Si siede e prova lo stimolo di alzarsi di nuovo a parlare, si trattiene non volendo spazientire i giudici.
Il Pubblico Ministero chiede la parola: «Eccellenze della Corte» dice con voce strascicata e affrettata «voi e noi tutti conosciamo il poker, ebbene vi sono persone tanto corrette e posate che non approfittano del bluff, però è spesso riscontrato che questi tranquilli giocatori attendono al varco i compagni creduloni e tirano il bluff in grande stile quando la posta è grossa. Ora chi ci assicura» continua scandendo le parole «chi ci assicura che l’illustre avvocato Rivara, conosciuto per la sua rapida quanto integerrima carriera, non bluffi? Anzi, è indubbia la colpevolezza del Marini, come ognuno di voi si è reso conto.
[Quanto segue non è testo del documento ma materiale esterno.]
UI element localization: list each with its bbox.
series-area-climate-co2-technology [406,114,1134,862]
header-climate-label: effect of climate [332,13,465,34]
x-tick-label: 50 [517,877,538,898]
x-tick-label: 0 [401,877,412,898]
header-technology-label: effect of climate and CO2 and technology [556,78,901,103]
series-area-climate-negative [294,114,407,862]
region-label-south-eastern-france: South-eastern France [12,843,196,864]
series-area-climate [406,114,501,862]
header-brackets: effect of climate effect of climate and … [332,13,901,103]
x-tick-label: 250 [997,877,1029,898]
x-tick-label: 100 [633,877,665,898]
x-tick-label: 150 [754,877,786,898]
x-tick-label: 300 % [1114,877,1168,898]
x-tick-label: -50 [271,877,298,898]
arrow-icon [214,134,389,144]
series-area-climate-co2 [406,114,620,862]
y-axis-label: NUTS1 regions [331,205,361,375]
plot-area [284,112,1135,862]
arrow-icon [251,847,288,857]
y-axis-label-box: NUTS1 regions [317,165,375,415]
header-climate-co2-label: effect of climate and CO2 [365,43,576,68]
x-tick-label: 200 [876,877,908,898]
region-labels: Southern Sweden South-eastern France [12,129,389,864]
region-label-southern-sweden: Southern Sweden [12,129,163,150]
Un processo di Assise non è un gioco, pertanto chiedo: trovandoci in presenza di una teoria di fatti inismentibili indicanti la piena responsabilità dell’imputato, sia pronunciata la sentenza. Accogliendo la tesi dell’avvocato della difesa, non farete che ritardare la giustizia, la quale può subire nel tempo delle alterazioni imprevedibili, mentre è la severa punizione che deve colpire un simile assassino».
Gianni fa per parlare, ma il Presidente dichiara chiusa la discussione.

Insiste, ma il Presidente lo interrompe rivolgendosi all’accusato con la formula di rito:
«Imputato, ha nulla da dire?»
Il Marini era rimasto incantato a seguire il parlare per lui incomprensibile del Pubblico Ministero. Volgendosi meravigliato, ma con negli occhi un lampo di odio risponde: «No».
«La Corte si ritira per deliberare».
Gianni si siede, non sa pensare. Finalmente i giudici rientrano. Pronunciano sentenza di morte.